In my case I saw that between reboots and import attempts this
counter went down by some 3 million blocks every uptime, and
after a couple of stressful weeks the destroyed dataset was gone
and the pool just worked on and on.
So if you still have this problem, try running ZDB to see if
deferred-free count is decreasing between pool import attempts:
# time zdb -bsvL -e <POOL-GUID-NUMBER>
976K 114G 113G 172G 180K 1.01 1.56 deferred free
In order to facilitate the process of rebooting, I made a simple
watchdog which forcedly soft-resets the OS (with uadmin call)

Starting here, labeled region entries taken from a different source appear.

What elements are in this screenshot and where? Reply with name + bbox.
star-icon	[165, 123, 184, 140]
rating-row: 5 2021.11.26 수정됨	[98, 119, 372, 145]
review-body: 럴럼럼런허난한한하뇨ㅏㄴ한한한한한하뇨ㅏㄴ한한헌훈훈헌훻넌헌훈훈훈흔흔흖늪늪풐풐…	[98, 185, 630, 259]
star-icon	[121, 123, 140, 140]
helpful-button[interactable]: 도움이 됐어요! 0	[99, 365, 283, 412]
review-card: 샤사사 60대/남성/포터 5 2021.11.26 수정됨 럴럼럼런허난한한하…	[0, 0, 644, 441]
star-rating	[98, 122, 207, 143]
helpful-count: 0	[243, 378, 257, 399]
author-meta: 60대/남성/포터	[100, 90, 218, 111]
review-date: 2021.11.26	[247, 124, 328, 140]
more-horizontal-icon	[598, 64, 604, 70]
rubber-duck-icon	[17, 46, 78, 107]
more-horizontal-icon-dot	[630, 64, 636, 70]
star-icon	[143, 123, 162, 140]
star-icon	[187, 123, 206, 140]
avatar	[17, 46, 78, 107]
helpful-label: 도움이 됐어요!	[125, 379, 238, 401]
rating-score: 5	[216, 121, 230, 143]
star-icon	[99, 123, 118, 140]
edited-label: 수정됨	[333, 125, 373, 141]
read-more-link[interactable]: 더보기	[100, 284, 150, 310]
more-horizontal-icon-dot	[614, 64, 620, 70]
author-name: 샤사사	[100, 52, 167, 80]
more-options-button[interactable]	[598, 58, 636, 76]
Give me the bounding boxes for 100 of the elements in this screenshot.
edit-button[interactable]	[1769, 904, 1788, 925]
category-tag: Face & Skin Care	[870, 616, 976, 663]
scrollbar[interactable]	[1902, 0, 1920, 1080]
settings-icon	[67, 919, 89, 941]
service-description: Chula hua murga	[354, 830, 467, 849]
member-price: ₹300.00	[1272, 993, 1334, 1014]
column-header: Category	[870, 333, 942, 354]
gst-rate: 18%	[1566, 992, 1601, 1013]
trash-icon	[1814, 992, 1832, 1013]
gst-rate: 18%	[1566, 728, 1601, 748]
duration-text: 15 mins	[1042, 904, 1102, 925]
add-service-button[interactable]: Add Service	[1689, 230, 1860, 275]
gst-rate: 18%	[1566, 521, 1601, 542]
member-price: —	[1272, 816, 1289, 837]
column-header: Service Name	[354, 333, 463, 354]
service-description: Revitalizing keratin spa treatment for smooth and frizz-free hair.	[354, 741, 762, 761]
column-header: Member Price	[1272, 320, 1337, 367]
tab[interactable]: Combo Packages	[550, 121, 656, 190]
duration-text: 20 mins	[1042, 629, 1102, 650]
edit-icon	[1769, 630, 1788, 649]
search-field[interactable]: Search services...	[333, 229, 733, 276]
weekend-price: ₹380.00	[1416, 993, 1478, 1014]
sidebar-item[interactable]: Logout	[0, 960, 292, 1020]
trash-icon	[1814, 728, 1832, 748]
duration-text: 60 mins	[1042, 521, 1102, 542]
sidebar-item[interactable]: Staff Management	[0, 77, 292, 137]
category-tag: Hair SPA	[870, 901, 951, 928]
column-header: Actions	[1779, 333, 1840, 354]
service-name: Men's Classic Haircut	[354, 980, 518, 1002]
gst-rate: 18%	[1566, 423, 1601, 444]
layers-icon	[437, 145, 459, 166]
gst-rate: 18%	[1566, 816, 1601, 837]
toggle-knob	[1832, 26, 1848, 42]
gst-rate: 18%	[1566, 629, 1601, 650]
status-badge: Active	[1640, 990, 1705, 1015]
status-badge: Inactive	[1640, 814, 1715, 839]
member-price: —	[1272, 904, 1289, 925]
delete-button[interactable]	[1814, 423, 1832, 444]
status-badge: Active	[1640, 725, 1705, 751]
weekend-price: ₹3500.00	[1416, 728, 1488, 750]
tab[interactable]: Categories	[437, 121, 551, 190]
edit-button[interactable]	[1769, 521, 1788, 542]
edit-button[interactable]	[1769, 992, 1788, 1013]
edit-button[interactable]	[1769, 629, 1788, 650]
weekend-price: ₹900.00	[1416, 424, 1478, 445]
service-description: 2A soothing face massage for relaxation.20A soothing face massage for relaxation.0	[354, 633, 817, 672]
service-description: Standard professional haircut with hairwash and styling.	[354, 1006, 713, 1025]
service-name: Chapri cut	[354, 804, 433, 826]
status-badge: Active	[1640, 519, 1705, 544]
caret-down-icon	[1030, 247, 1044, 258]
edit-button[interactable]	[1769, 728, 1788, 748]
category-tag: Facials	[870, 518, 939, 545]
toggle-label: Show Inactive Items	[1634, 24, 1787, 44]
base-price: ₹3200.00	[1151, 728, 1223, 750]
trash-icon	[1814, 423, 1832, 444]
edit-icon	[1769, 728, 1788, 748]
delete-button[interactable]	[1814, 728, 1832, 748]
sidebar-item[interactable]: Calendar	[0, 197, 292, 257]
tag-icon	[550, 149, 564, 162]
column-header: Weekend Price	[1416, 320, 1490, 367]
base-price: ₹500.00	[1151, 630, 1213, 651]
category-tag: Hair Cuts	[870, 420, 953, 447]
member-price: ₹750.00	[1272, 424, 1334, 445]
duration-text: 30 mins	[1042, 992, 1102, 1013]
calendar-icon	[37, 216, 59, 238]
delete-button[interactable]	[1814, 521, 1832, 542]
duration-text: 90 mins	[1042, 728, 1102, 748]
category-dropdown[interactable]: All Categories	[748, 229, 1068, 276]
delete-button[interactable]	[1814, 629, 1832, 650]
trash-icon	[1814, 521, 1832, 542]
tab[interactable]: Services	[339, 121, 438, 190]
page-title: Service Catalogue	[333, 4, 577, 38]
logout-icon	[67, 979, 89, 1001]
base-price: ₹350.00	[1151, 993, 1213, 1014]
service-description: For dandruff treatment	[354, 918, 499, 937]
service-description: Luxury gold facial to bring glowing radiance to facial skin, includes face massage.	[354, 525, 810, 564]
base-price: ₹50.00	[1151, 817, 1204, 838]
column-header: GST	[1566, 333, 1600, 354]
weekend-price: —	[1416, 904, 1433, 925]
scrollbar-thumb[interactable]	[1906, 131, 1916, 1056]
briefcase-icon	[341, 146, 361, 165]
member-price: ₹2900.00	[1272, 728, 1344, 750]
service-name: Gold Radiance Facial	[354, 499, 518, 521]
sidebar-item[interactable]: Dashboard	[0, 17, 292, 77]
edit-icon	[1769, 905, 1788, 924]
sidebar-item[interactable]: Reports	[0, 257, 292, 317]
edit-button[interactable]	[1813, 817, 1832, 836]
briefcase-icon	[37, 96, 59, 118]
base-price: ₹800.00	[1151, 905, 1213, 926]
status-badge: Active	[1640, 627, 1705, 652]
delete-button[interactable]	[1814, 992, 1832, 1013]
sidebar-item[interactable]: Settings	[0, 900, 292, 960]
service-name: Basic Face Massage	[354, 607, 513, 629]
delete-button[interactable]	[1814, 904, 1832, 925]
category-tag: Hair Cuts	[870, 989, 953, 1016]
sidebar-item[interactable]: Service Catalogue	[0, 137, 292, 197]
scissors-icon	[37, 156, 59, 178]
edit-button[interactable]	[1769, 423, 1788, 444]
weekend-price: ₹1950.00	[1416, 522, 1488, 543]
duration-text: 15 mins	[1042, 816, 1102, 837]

if fast memory exhaustion is detected. This is based on vmstat
code, and includes an SMF service to run. Since RAM usage is
only updated once per second in kernel probes, the watchdog
program might not catch the problem soon enough to react.
Note that it WILL crash your system in case of RAM depletion,
without syncs or service shutdowns. Since the RAM depletion
happens quickly, it might not even have enough time to reset
your OS. In your case with T2000 you might be better off with
a hardware watchdog instead (if it doen't "ping" the driver
for too long, BMC would reset the box).